Den Grundschliff für den Auftritt erhalten die Schüler von Montag bis Donnerstag von Eisel. Dieser hat nach eigenen Angaben bereits häufiger Workshops dieser Art angeboten. So hatte Naflutes Abenteuer als Workshop für Schüler bereits vor fünf Jahren Premiere. Mit dem Workshop sollen die Mädchen und Jungen ein Verständnis für andere Kulturen bekommen. „Klezmer-Musik hat in den vergangenen Jahren vor allem durch jüdische Gedenkveranstaltungen eine hohe Bekanntheit erlangt“, berichtet Eisel. Bei Klezmer-Musik handelt es sich um die Musik jüdischer Wandermusiker. Eine zentrale Voraussetzung, um eine andere Kultur verstehen zu können, sei einander zuzuhören, und dem anderen eine Wertschätzung entgegenzubringen. Und eben „Das Zuhören“ sei ein zentrales Thema des Workshops. Denn ohne Zuhören gehe es nicht. „Außerdem müssen wir dem anderen auch eine Wertschätzung entgegenbringen“, sagt Eisel. Zudem sei es wichtig sich über andere Kulturen zu informieren, denn nur so könne es gelingen Ängste abzubauen.

Umgang mit Tönen lernen

Beim Üben der Stücke ermutigt er die Schüler deshalb auch immer wieder, sich etwas zuzutrauen. So muss beziehungsweise darf jeder einmal eine Improvisationsmelodie vorstellen. Dabei ermutigt der Klarinettist die Schüler auch immer wieder etwas Neues auszuprobieren. „Traut euch ruhig!“ Außerdem weist er darauf hin, dass eigentlich kein Ton falsch sei, erst wenn ein Musiker sagen würde, dass er einen falschen Ton gespielt habe, dann sei er auch wirklich falsch gewesen. Deshalb sei es wichtig, den Umgang mit Tönen unabhängig von Noten zu lernen.
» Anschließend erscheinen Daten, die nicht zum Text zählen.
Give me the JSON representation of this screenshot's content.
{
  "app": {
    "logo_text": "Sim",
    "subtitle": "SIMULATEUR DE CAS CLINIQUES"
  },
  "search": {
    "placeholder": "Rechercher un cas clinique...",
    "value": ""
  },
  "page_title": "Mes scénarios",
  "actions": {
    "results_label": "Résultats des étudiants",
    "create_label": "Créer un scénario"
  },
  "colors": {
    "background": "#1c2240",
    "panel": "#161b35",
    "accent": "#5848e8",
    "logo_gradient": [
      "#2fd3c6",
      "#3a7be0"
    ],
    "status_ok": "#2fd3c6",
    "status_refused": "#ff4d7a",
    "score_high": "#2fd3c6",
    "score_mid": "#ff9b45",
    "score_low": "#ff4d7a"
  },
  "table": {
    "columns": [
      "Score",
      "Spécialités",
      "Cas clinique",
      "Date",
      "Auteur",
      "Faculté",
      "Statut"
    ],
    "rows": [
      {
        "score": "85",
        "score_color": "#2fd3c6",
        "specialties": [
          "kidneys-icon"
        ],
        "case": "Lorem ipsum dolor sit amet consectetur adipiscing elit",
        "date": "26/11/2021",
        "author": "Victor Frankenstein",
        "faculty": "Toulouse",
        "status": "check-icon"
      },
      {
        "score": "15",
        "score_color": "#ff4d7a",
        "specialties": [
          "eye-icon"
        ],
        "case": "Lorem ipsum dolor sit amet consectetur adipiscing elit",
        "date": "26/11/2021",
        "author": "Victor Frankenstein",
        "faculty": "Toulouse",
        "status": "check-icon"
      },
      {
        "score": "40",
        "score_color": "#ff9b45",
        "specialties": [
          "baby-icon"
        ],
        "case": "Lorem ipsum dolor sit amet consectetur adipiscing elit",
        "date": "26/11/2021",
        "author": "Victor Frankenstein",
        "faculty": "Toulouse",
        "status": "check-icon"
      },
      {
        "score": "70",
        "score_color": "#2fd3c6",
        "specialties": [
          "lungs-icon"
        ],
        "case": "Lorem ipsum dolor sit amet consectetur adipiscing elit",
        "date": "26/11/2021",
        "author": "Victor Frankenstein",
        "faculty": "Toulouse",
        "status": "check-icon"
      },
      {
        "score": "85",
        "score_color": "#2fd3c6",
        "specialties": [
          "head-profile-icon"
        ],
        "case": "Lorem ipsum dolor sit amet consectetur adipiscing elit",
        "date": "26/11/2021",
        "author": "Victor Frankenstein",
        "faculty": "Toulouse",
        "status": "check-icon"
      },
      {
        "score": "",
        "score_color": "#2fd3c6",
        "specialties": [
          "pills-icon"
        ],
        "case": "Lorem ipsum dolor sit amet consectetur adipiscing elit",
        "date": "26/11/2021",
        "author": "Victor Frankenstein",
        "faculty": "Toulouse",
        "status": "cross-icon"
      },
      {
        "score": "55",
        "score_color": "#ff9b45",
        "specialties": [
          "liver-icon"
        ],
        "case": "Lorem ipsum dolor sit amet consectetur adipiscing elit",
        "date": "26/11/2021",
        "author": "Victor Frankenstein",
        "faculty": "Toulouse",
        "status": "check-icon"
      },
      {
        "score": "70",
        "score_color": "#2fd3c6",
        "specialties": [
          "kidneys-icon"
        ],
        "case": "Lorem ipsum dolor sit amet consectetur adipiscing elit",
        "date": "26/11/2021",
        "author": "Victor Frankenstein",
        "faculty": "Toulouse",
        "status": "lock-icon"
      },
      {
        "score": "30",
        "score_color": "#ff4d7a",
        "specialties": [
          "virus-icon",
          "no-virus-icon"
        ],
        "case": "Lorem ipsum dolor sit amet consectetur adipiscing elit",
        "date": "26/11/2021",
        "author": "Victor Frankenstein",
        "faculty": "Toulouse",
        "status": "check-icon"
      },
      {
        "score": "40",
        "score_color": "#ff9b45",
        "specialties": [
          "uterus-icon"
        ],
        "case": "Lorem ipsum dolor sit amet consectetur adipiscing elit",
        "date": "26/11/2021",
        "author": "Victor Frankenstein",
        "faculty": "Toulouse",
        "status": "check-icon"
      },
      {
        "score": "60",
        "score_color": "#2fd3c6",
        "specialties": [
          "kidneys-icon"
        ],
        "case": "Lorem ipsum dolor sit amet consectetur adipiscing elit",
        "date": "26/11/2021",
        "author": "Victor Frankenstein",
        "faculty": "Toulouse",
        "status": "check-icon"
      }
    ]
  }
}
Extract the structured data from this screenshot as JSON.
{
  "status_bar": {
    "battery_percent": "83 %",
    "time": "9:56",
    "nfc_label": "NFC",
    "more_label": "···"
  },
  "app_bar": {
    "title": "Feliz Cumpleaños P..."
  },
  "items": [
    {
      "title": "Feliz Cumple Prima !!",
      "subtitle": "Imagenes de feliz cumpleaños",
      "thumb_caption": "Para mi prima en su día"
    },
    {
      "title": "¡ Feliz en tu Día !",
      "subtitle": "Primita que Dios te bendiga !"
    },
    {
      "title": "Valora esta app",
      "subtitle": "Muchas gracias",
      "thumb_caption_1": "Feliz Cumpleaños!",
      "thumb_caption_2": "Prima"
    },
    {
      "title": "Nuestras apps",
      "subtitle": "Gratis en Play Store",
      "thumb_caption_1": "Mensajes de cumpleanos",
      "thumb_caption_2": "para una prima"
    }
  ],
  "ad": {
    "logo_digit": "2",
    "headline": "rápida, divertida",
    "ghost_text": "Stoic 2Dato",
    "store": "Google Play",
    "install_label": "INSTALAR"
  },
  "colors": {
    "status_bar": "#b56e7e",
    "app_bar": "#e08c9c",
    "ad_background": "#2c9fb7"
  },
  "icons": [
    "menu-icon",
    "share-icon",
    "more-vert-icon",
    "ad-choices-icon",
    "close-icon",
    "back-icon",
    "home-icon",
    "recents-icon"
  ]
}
Doch bevor es so weit ist, werden erst einmal die Instrumente gestimmt. Zudem spielt Eisel den Teilnehmern zunächst Auszüge aus dem Stück vor. Im Anschluss daran erkundigen sich mehrere Schülerinnen nach Feinheiten des Stücks. Schnell, aber ohne Hektik nähert Eisel sich gemeinsam mit den Schülern den Schlüsselpunkten des Stücks. Eine Herausforderung ist hierbei eine Passage, bei der das Tempo sich im Verlauf immer weiter steigert, und die Musiker am Ende doppelt so schnell spielen wie am Anfang.

Eiselts Schüler finden sich schnell in die Melodie des Stückes ein und so können nach und nach weitere Stellen geprobt werden. Während am Montag und Dienstag noch jede Gruppe für sich mit Eisel und Diedrich übt, so stehen Mittwoch- und Donnerstagnachmittag Proben mit allen Gruppen auf dem Plan, bei denen alles aufeinander abgestimmt werden soll. Beginn des Konzertes im Forum des Schulzentreums, Auf der Klappe 39, ist um 19 Uhr.